Mockito-kotlin 1.x contained the following snippet to create mocks without altering internal state:
/**
* Creates a mock instance of given class, without modifying or checking any internal Mockito state.
*/
@Suppress("UNCHECKED_CAST")
fun <T> Class<T>.uncheckedMock(): T {
val impl = MockSettingsImpl<T>().defaultAnswer(Answers.RETURNS_DEFAULTS) as MockSettingsImpl<T>
val creationSettings = impl.setTypeToMock(this)
return MockUtil.createMock(creationSettings).apply {
(this as? MockAccess)?.mockitoInterceptor = null
}
}
However, some internal Mockito APIs were accessed:
import org.mockito.internal.creation.MockSettingsImpl
import org.mockito.internal.creation.bytebuddy.MockAccess
import org.mockito.internal.util.MockUtil
Since then however, Mockito's
mock-maker-inline
came around, allowing final classes to be mocked. What was initially impossible now may be possible:inline fun <reified T : Any> createInstance(): T { return mock() }
The mock-maker-inline
solution to me seems safer (if it works?). Depending on internal APIs would be a no-go for me unless there were no other options. Also mock-maker-inline
can now be provided as a dependency - testImplementation "org.mockito:mockito-inline:$mockito_version"
(I use this without issues). So it's really easy to setup, as supposed to before. I've created a branch with working solution here where all tests pass. Will require a thorough review.
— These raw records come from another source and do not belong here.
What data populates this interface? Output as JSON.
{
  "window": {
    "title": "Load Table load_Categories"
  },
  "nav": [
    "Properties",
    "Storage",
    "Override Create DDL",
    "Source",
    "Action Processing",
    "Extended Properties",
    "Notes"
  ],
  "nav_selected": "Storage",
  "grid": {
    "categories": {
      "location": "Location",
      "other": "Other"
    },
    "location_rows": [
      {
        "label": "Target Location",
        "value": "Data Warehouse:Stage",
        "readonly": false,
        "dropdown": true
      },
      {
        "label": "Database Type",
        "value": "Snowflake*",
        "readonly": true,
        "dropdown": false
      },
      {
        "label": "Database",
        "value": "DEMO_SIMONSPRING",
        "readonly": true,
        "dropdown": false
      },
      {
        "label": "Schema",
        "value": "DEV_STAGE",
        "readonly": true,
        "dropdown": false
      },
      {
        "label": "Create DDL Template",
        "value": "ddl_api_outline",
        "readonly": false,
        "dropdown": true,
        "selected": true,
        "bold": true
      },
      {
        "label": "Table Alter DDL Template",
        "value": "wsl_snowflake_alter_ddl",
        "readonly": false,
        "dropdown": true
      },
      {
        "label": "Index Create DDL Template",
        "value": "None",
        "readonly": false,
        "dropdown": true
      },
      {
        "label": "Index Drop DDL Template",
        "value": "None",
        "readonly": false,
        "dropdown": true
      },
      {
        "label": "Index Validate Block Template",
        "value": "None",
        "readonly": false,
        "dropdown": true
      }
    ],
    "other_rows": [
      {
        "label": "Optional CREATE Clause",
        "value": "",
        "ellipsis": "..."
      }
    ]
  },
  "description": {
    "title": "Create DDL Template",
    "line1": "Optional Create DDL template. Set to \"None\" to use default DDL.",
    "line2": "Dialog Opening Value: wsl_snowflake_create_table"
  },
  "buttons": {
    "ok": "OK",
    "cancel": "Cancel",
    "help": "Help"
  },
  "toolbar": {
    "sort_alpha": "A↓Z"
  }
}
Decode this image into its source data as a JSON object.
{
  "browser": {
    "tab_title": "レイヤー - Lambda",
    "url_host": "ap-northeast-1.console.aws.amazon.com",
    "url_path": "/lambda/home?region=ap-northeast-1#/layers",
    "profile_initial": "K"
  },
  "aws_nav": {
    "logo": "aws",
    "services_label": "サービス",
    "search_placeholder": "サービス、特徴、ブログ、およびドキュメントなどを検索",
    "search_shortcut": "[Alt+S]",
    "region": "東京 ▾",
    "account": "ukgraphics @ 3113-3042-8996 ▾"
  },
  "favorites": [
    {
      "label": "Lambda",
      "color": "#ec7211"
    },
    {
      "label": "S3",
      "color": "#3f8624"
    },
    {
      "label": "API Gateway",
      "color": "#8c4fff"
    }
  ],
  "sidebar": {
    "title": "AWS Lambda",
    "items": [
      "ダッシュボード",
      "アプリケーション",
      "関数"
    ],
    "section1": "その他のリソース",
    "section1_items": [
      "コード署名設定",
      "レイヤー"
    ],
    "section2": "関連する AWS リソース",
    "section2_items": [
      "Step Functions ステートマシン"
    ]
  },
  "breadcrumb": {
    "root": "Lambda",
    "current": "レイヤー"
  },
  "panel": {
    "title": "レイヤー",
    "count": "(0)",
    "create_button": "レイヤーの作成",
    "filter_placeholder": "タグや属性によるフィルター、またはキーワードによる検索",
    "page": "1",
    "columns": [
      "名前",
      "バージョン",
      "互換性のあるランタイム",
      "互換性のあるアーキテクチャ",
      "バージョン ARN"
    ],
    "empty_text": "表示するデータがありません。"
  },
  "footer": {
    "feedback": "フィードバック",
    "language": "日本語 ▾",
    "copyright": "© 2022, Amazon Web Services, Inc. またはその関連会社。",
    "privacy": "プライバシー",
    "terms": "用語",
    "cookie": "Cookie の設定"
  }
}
Although.. Can I thenReturn() an inlined mock()?.
If that's the only trade off then... The documentation should reflect it of course. Not sure if mockito-core provides a way to detect inlined mocking? Then it could throw exception.
Looks like JetBrains made plans for Mockito-kotlin in version 1.3.40 🥳
Hi guys, im afraid to ask, but this fix isnt implemented if i understand the ticket correctly right?
@Ditscheridou It's not. Still open. They had it on the list for kotlin 1.4.20, but they took it off again.
The "quirk" that mockito-kotlin is relying on to create mock instances is targeted to be fixed in the upcoming 1.3.20 release of kotlin.
What to do after that?
Edit by @nhaarman: For the foreseeable future, the target version for fixing KT-8135 has been removed. We still need to find a proper way to mitigate this for when they do fix this issue.